Aris Nikaias (full name Gymnastikos Athlitikos Omilos Aris Nikaias/ G.N.O. Aris Nikaias Γυμναστικός Αθλητικός Όμιλος Άρης Νικαιάς/Γ.Ν.Ο. Άρης Νικαίας) is a Greek multi-sport club based in Nikaia, Piraeus. The club was founded in 1973, when members of the club were detached from the nearby Ionikos. The club has divisions for many different sports. It has won four straight women's handball championships. Its logo is a star, and its colors are yellow and blue.

==Departments==
- Team sports
- Basketball team, the basketball team plays in Greek C Basketball League (2015–16)

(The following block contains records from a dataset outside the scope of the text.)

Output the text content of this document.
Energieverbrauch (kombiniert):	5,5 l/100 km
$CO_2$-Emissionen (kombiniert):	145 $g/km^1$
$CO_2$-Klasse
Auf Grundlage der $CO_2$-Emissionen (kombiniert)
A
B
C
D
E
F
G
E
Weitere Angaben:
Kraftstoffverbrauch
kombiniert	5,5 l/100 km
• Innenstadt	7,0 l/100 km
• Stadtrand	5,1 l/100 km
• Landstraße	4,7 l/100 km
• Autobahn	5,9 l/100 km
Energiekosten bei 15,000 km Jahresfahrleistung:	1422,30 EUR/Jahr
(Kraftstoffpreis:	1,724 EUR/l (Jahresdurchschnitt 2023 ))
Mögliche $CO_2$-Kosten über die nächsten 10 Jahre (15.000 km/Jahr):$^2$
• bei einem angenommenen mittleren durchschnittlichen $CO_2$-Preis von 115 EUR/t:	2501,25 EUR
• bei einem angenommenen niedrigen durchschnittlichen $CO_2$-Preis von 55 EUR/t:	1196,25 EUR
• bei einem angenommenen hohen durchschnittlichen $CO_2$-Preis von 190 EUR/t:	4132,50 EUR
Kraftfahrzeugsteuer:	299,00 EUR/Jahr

- Handball team, the handball team plays in Handball Premier (2026–27)
- Volleyball team
- Water polo team
The club has also departments in various individual sports.

==History==
Aris Nikaias was founded in 1973 by former members of Ionikos Nikaias. The club acquired departments in various sports. The most successful were the basketball, volleyball, and handball. The first achievements came from the women's handball department. Aris Nikaias won 4 consecutive women's championships between 1982 and 1985. The volleyball team achieved to reach in A1 Ethniki in 2000, winning the A2 Ethniki Volleyball championship of the season 1999-2000. Recently the basketball team promoted to Greek C Basketball League. This year, the handball and the basketball team play in national divisions, the basketball team in C League (4th-tier) and handball team in Handball Premier (1st-tier).